前回は色々とあって大分エモい記事を書いてしまったので、そのままエモめなシャツを。
ドメスティックブランド、サカキ。
オーギュストプレゼンテーションで働いた後独立した、榊弘太郎のブランドである。
定番の型が多く、和服下着の襦袢から着想されたジバングや、日本の室内着として楽さを追求した居間着シリーズなどが有名。
アイテムはショールカラーが多く、ゆとりあるリラクシングな着心地。なので着物っぽさ、和服っぽさが見え隠れする。
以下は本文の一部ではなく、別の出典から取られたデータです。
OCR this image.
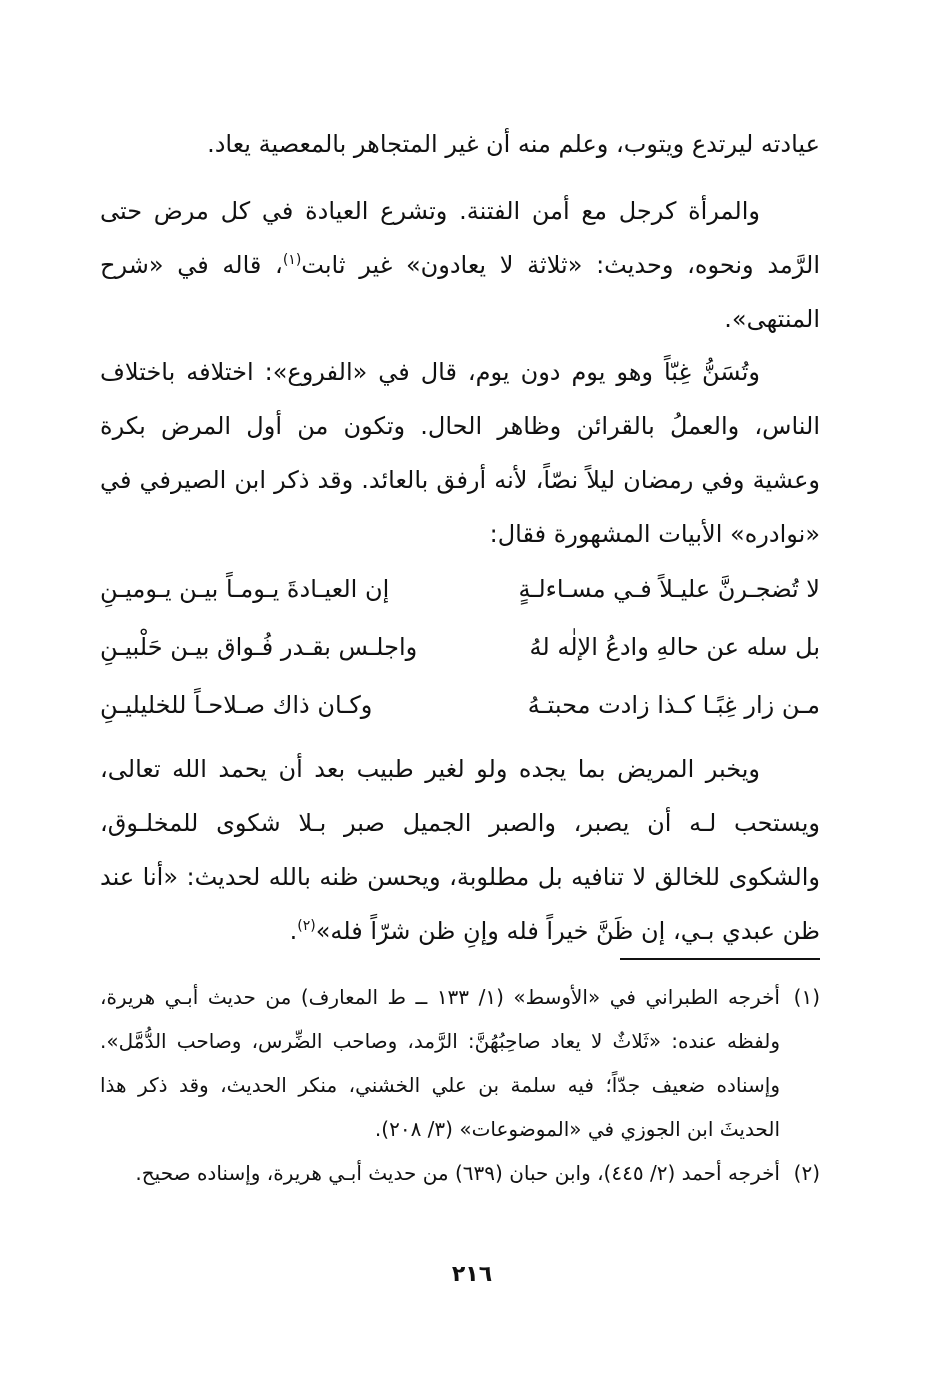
عيادته ليرتدع ويتوب، وعلم منه أن غير المتجاهر بالمعصية يعاد.

والمرأة كرجل مع أمن الفتنة. وتشرع العيادة في كل مرض حتى الرَّمد ونحوه، وحديث: «ثلاثة لا يعادون» غير ثابت$^{(١)}$، قاله في «شرح المنتهى».

وتُسَنُّ غِبّاً وهو يوم دون يوم، قال في «الفروع»: اختلافه باختلاف الناس، والعملُ بالقرائن وظاهر الحال. وتكون من أول المرض بكرة وعشية وفي رمضان ليلاً نصّاً، لأنه أرفق بالعائد. وقد ذكر ابن الصيرفي في «نوادره» الأبيات المشهورة فقال:

لا تُضجـرنَّ عليـلاً فـي مسـاءلـةٍ
إن العيـادةَ يـومـاً بيـن يـوميـنِ
بل سله عن حالهِ وادعُ الإلٰه لهُ
واجلـس بقـدر فُـواق بيـن حَلْبيـنِ
مـن زار غِبًـا كـذا زادت محبتـهُ
وكـان ذاك صـلاحـاً للخليليـنِ

ويخبر المريض بما يجده ولو لغير طبيب بعد أن يحمد الله تعالى، ويستحب لـه أن يصبر، والصبر الجميل صبر بـلا شكوى للمخلـوق، والشكوى للخالق لا تنافيه بل مطلوبة، ويحسن ظنه بالله لحديث: «أنا عند ظن عبدي بـي، إن ظَنَّ خيراً فله وإنِ ظن شرّاً فله»$^{(٢)}$.

(١)
أخرجه الطبراني في «الأوسط» (١/ ١٣٣ ــ ط المعارف) من حديث أبـي هريرة، ولفظه عنده: «ثَلاثٌ لا يعاد صاحِبُهُنَّ: الرَّمد، وصاحب الضِّرس، وصاحب الدُّمَّل». وإسناده ضعيف جدّاً؛ فيه سلمة بن علي الخشني، منكر الحديث، وقد ذكر هذا الحديثَ ابن الجوزي في «الموضوعات» (٣/ ٢٠٨).
(٢)
أخرجه أحمد (٢/ ٤٤٥)، وابن حبان (٦٣٩) من حديث أبـي هريرة، وإسناده صحيح.
٢١٦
言ってしまえば「和のテイスト」なのだがそう言いづらい理由は後述する。
これは定番のノーカラーシャツである。
首周りの部分。
フロントは6釦で、トップにはボタンがない。
凝ったことは何もしていないように見えるのに独特。
裏返してみた格好。
襟はワンピースカラーのように裏前立てが前首周りに流れるようにつながり、ヨークに飲み込まれていく。
SAKAKIはテーラーリングを駆使したようなかっちりした線と、ゆったりとリラックスした線が3:7位で同居するのが特徴だと思っている。
特に凝った縫製でもなく、普通。イセはある程度入っているが。
ただ素材感に特徴があり、80-20のコットンシルクである。さりっとしてしっとりした感触を前に出し、染めも相まって起毛した時の表情が、日本的な家屋にしっくりくる印象。少し前の日本の服を感じさせる。
なかなかこのカッティングでこの素材、このパターンでこの素材、というようなバランスで「和のテイスト」を持ったブランドが無い。「和のテイストを加えています」と公言するブランドは「和のテイスト」を残念な所に加えることが多い。が、SAKAKIはそんなことがないのでその意味で稀有なブランドである。個人的には「和のテイスト」と言った時点で他の「和のテイスト加えましたブランド」と一緒になってしまうのではないかと思い、「和のテイスト」という表現が妥当ではないのではと思う。
だからといって何といえばいいのかはわからない。
釦は黒蝶だろうか。
生地と一緒に日本家屋の陰りによく似合う。
陰翳礼讃志向なのでこの辺は個人的にも気に入っている。
ただ、居住地域の特性上、外で着るとソースとされた日本極道的なアウトローと見られる気がして、最近着れていない。
エモいイベントが常に起こる地域なので早く引っ越したい。